# Sites for booking a hotel on line



## gail1 (Nov 6, 2010)

Anyone know of any good sites for doing this online apart from Laterooms.com. Am planning a break away for a couple of days in early December
Cheers
gail


----------



## Shevicks (Nov 6, 2010)

I have used hoteldirect( with .co.uk), and stayed at one of their hidden gem hotels, and it was a lovely hotel and the price was excellent!

If you book a hidden gem and then are not happy that they have selected you can canel your booking, although I have never tried this.

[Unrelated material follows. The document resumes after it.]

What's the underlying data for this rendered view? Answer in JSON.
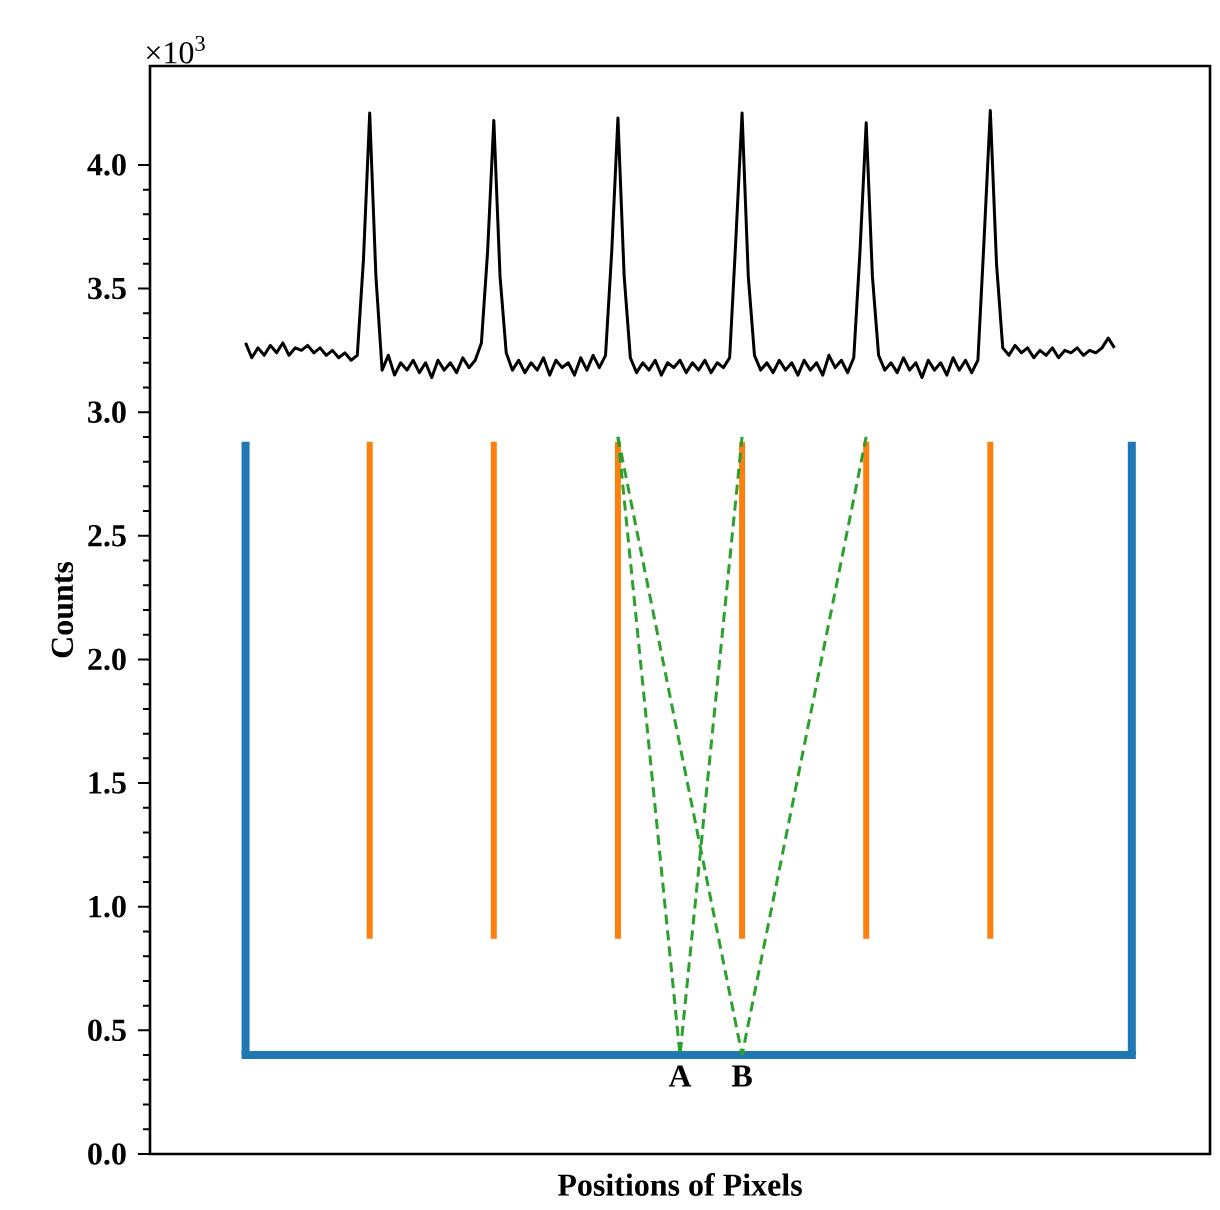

Good luck finding what you want!


----------



## mimms2 (Nov 6, 2010)

Travelodge  usually do BARGAIN rates ,,,,,    ive had ?19 a room , nights if booked in advance ,,  they just basic rooms , but they do the job , try them


----------



## gail1 (Nov 6, 2010)

cheers guys am going to try them
gail


----------



## rossoneri (Nov 6, 2010)

If you go to www.tripadvisor.co.uk/ then you can search for a hotel if the required location and get rates from, I think, up to eight different hotel sites, including laterooms.com, to help you compare the rates on offer.  Trip Advisor is also worth visiting to take a look at the posted review comments although take them with a pinch of salt, especially when written by Americans and quite a few Brits - they seem to expect five star accommodation for one or two star prices!


----------



## Phil65 (Nov 6, 2010)

expedia is normally very good but check trip advisor before booking!


----------



## Carina1962 (Nov 7, 2010)

I have used www.english-inns.co.uk it's really nice if you want a quiet, relaxing weekend


----------